Table 4 Average precision, Recall, \({F}_{1}\) and CAR by repeated cross-validation for Dataset 4

Dataset 5 has been scarcely investigated by the existing researches; it comprises liquefaction case histories of gravelly soil. The performance of all machine learning algorithms is evaluated. For the obtained averaged confusion matrix of the tenfold cross-validation shown in Fig. 15(a), only one case of non-liquefaction and one case of liquefaction are incorrectly classified. The mean “Area under the Curve” (AUC) is 0.93 in the ROC curve in Fig. 15(c). In the boxplot Fig. 15(b) on the accuracy of the repeated stratified tenfold cross-validation, classifiers of both Random forest and Extra tree show better performance than the rest classifiers. DDA-GP ranks the third in the median values, but with fewer outliers.

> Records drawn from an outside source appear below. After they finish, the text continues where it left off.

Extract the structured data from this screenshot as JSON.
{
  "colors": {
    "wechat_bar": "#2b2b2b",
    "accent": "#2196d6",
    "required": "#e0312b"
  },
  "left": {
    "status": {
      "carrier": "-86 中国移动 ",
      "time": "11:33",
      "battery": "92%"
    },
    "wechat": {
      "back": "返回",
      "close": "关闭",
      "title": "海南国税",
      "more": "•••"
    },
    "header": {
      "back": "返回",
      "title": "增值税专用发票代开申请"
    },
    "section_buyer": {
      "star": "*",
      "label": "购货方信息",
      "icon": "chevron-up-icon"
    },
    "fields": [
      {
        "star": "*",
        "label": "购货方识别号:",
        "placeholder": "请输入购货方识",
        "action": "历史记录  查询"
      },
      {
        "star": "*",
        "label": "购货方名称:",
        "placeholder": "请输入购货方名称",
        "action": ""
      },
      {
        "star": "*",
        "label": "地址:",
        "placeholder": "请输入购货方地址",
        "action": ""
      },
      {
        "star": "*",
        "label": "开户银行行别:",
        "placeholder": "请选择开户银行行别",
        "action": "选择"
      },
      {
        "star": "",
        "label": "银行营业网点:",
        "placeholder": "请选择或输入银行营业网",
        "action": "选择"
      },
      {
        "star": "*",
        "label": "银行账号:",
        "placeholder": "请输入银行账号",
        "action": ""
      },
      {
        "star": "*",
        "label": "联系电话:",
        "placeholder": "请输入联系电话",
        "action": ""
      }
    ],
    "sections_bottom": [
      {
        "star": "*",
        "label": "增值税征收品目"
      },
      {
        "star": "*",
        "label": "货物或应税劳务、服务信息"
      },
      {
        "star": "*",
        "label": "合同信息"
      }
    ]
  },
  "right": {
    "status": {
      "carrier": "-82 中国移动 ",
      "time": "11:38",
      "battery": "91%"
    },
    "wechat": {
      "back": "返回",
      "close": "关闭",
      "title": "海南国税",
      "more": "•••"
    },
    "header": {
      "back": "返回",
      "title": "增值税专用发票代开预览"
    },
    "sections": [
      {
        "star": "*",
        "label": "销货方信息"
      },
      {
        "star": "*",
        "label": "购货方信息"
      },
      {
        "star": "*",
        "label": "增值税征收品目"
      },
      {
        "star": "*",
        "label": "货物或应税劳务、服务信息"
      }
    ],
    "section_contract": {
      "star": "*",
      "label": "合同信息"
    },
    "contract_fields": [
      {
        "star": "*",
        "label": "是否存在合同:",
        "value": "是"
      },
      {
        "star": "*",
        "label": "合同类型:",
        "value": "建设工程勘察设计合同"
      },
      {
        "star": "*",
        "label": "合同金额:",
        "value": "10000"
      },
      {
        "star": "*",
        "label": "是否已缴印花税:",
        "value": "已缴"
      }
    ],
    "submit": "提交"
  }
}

More details are shown in Table 5, which shows that the precision of DDA-GP matches well with RF and ET, and the average CAR is also pretty high in repeated cross-validation.

Fig. 15
figure 15

(a) Averaged confusion matrix, (b) boxplot, and (c) receiver operating characteristic (ROC) curves using repeated cross-validation on Dataset 5

Table 5 Average precision, Recall, \({F}_{1}\) and CAR by repeated cross-validation for Dataset 5

Further, the Wilcoxon signed-rank test is supplemented to check whether the experimental results are statistically inaccurate. The test ranks the performance differences between the two classifiers for each data set by ignoring the signs, and then compares the ranking of positive and negative differences (Demšar, 2006). In this study, the significance level for Wilcoxon signed-rank test is set to 0.05. The p-values of the Wilcoxon signed rank test on the five datasets are calculated. If the p-value of the test is below the critical value of 0.05, the two models will be regarded as having significantly statistical differences.

Tables 6, 7, 8, 9, 10 show the comparison of the models based on the Wilcoxon signed rank test. In the tables, symbols “+  +”, “+”, “*”, “−” and “− −” represent a significant win, a win, a tie, a loss and a significant loss, respectively. A significant win implies that at least \(\frac{N}{2}+1.96\frac{\sqrt{N}}{2}\) wins in pairwise comparisons, where N is the total number of tests. It be concluded from the tables that DDA-GP has statistical advantages in all cases, except the SPT-based dataset and the gravelly soil dataset. Even for the SPT-based dataset, its statistical performance reaches a tie. For the gravelly soil dataset, DDA-GP still shows statistical advantages over most of the machine learning models, as indicated in the comparison. For the shear wave velocity dataset and the real-world earthquake dataset, GPBoost loses to all other classifiers. For CPT-based dataset, SPT-based dataset and real historic dataset of gravelly soil, LightGBM loses to all other classifiers.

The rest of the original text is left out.